For the aspiring DNA craftsman, base-pairing might seem like the natural 'glue' to hold your constructions together. Indeed, the powerful natural attraction of adenine to thymine and guanine to cytosine has enabled scientists to engineer sophisticated self-assembling nanostructures from hybridized strands of nucleic acids.

However, 'DNA origami' pioneer Paul Rothemund and graduate student Sungwook Woo have now found the potential for building bigger and better multi-origami assemblies based on the strong and sequence-independent interactions between blunt DNA ends.

The stacking interactions between adjacent base pairs are known to make a vital contribution to the stabilization of DNA duplexes, but the two California Institute of Technology researchers were particularly inspired by an unexpected outcome from Rothemund's early work with DNA origami rectangles. “They readily stacked against each other, and almost all the rectangles found were in chains,” says Woo of the rectangles, “but they did not have any order.” This raised the question of whether it might be possible to design DNA structures that interact orthogonally, such that each segment only associates with a specific partner in a particular orientation.

Each DNA origami piece consists of a long circular scaffold molecule that bends into shape through base-pairing interactions with many precisely positioned 'staple' oligonucleotides. Through careful computational design, Woo and Rothemund constructed multiple components with different configurations of blunt ends exposed at the edges and tested two different strategies for directing origami-origami interactions.

A shape-based approach to origami assembly. The pieces plug directly into one another via matching projections and concavities. Origami molecules are labeled via hybridization of additional DNA hairpin molecules, which can be detected by atomic force microscopy. Image courtesy of S. Woo and P. Rothemund.

In the binary approach, each shape presents a particular arrangement of projecting blunt-ended 'patches' separated by floppy DNA loops, with interaction dependent on the proper alignment of these patches between each origami pair. The binary approach is highly flexible, as the configuration of patches and loops at each edge can readily be altered by adjusting the hybridization of the origami using different staple combinations to achieve what Woo describes as “reprogramming”.

In the second, shape-based approach, the researchers designed origami pieces that present unique configurations of projections and recesses at their edges, such that the components assemble like puzzle pieces. As a test of this approach, Rothemund and Woo designed four discrete segment types that preferentially interacted in a particular order.

Rothemund points out that this work demonstrates how the nonspecific stacking interactions that have given the DNA origami community such headaches in the past can be harnessed to good effect. “If you are careful, you can harness the power of blunt-end stacking interactions to make larger objects out of DNA in a very simple and easy way,” he says, “converting something that used to be considered a bug into a feature.”

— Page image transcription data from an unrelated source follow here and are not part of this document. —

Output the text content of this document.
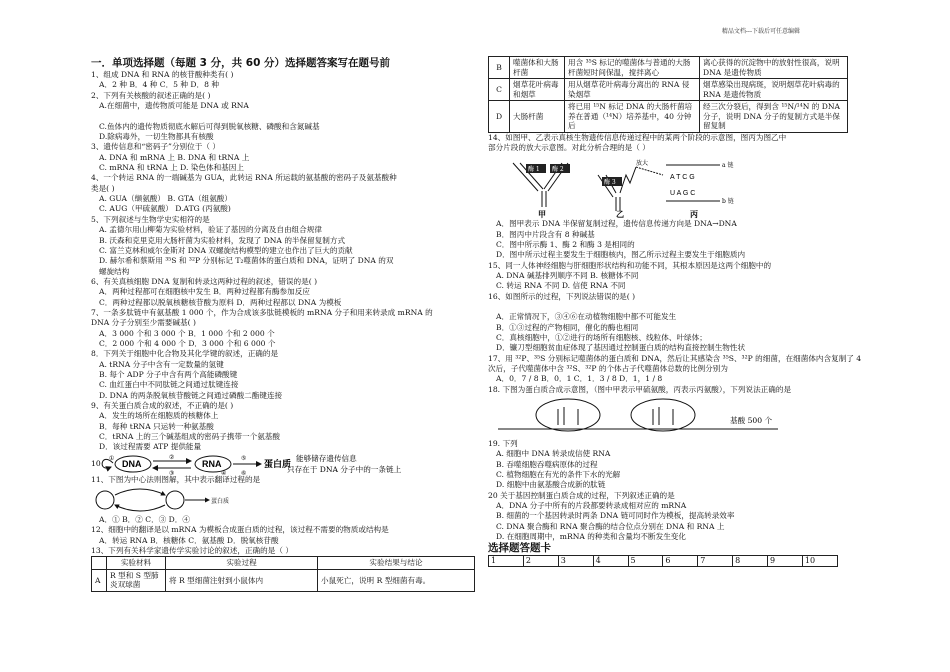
精品文档---下载后可任意编辑

一．单项选择题（每题 3 分，共 60 分）选择题答案写在题号前

1、组成 DNA 和 RNA 的核苷酸种类有( )

A．2 种 B．4 种 C．5 种 D．8 种

2、下列有关核酸的叙述正确的是( )

A.在细菌中，遗传物质可能是 DNA 或 RNA

C.鱼体内的遗传物质彻底水解后可得到脱氧核糖、磷酸和含氮碱基

D.除病毒外，一切生物都具有核酸

3、遗传信息和“密码子”分别位于（ ）

A. DNA 和 mRNA 上 B. DNA 和 tRNA 上

C. mRNA 和 tRNA 上 D. 染色体和基因上

4、一个转运 RNA 的一端碱基为 GUA，此转运 RNA 所运载的氨基酸的密码子及氨基酸种

类是( )

A. GUA（缬氨酸） B. GTA（组氨酸）

C. AUG（甲硫氨酸） D.ATG (丙氨酸)

5、下列叙述与生物学史实相符的是

A. 孟德尔用山柳菊为实验材料，验证了基因的分离及自由组合规律

B. 沃森和克里克用大肠杆菌为实验材料，发现了 DNA 的半保留复制方式

C. 富兰克林和威尔金斯对 DNA 双螺旋结构模型的建立也作出了巨大的贡献

D. 赫尔希和蔡斯用 ³⁵S 和 ³²P 分别标记 T₂噬菌体的蛋白质和 DNA，证明了 DNA 的双

螺旋结构

6、有关真核细胞 DNA 复制和转录这两种过程的叙述，错误的是( )

A．两种过程都可在细胞核中发生 B．两种过程都有酶参加反应

C．两种过程都以脱氧核糖核苷酸为原料 D．两种过程都以 DNA 为模板

7、一条多肽链中有氨基酸 1 000 个，作为合成该多肽链模板的 mRNA 分子和用来转录成 mRNA 的

DNA 分子分别至少需要碱基( )

A．3 000 个和 3 000 个 B．1 000 个和 2 000 个

C．2 000 个和 4 000 个 D．3 000 个和 6 000 个

8．下列关于细胞中化合物及其化学键的叙述，正确的是

A. tRNA 分子中含有一定数量的氢键

B. 每个 ADP 分子中含有两个高能磷酸键

C. 血红蛋白中不同肽链之间通过肽键连接

D. DNA 的两条脱氧核苷酸链之间通过磷酸二酯键连接

9、有关蛋白质合成的叙述，不正确的是( )

A．发生的场所在细胞质的核糖体上

B．每种 tRNA 只运转一种氨基酸

C．tRNA 上的三个碱基组成的密码子携带一个氨基酸

D．该过程需要 ATP 提供能量

10 DNA
①	②
③
RNA
⑤
蛋白质
④ ⑥
能够储存遗传信息
只存在于 DNA 分子中的一条链上

11、下图为中心法则图解，其中表示翻译过程的是

蛋白质

A．① B．② C．③ D．④

12、细胞中的翻译是以 mRNA 为模板合成蛋白质的过程，该过程不需要的物质或结构是

A．转运 RNA B．核糖体 C．氨基酸 D．脱氧核苷酸

13、下列有关科学家遗传学实验讨论的叙述，正确的是（ ）

	实验材料	实验过程	实验结果与结论
A	R 型和 S 型肺炎双球菌	将 R 型细菌注射到小鼠体内	小鼠死亡，说明 R 型细菌有毒。
B	噬菌体和大肠杆菌	用含 ³⁵S 标记的噬菌体与普通的大肠杆菌短时间保温，搅拌离心	离心获得的沉淀物中的放射性很高，说明 DNA 是遗传物质
C	烟草花叶病毒和烟草	用从烟草花叶病毒分离出的 RNA 侵染烟草	烟草感染出现病斑，说明烟草花叶病毒的 RNA 是遗传物质
D	大肠杆菌	将已用 ¹⁵N 标记 DNA 的大肠杆菌培养在普通（¹⁴N）培养基中，40 分钟后	经三次分裂后，得到含 ¹⁵N/¹⁴N 的 DNA 分子，说明 DNA 分子的复制方式是半保留复制

14、如图甲、乙表示真核生物遗传信息传递过程中的某两个阶段的示意图，图丙为图乙中

部分片段的放大示意图。对此分析合理的是（ ）

酶 1 酶 2
甲
酶 3
乙
放大	a 链
A T C G
U A G C
b 链
丙

A．图甲表示 DNA 半保留复制过程，遗传信息传递方向是 DNA→DNA

B．图丙中片段含有 8 种碱基

C．图中所示酶 1、酶 2 和酶 3 是相同的

D．图中所示过程主要发生于细胞核内，图乙所示过程主要发生于细胞质内

15、同一人体神经细胞与肝细胞形状结构和功能不同，其根本原因是这两个细胞中的

A. DNA 碱基排列顺序不同 B. 核糖体不同

C. 转运 RNA 不同 D. 信使 RNA 不同

16、如图所示的过程，下列说法错误的是( )

A．正常情况下，③④⑥在动植物细胞中都不可能发生

B．①③过程的产物相同，催化的酶也相同

C．真核细胞中，①②进行的场所有细胞核、线粒体、叶绿体；

D．镰刀型细胞贫血症体现了基因通过控制蛋白质的结构直接控制生物性状

17、用 ³²P、³⁵S 分别标记噬菌体的蛋白质和 DNA，然后让其感染含 ³⁵S、³²P 的细菌，在细菌体内含复制了 4

次后，子代噬菌体中含 ³²S、³²P 的个体占子代噬菌体总数的比例分别为

A．0．7 / 8 B．0．1 C．1．3 / 8 D．1，1 / 8

18. 下图为蛋白质合成示意图，（图中甲表示甲硫氨酸，丙表示丙氨酸），下列说法正确的是

基酸 500 个

19. 下列

A. 细胞中 DNA 转录成信使 RNA

B. 吞噬细胞吞噬病原体的过程

C. 植物细胞在有光的条件下水的光解

D. 细胞中由氨基酸合成新的肽链

20 关于基因控制蛋白质合成的过程，下列叙述正确的是

A．DNA 分子中所有的片段都要转录成相对应的 mRNA

B. 细菌的一个基因转录时两条 DNA 链可同时作为模板，提高转录效率

C. DNA 聚合酶和 RNA 聚合酶的结合位点分别在 DNA 和 RNA 上

D. 在细胞周期中，mRNA 的种类和含量均不断发生变化

选择题答题卡

1	2	3	4	5	6	7	8	9	10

This could also prove a boon to the construction of more sophisticated DNA-based devices with multiple moving parts. Such systems necessarily require the building and breaking of connections between DNA components, but the strength of the bond between hybridized nucleotides can establish a high energetic barrier for this process. “We think that we will be able to design stacking bonds in which the parts of a nanomachine can both self-assemble and slide freely past each other when the time comes to run the machine,” says Rothemund.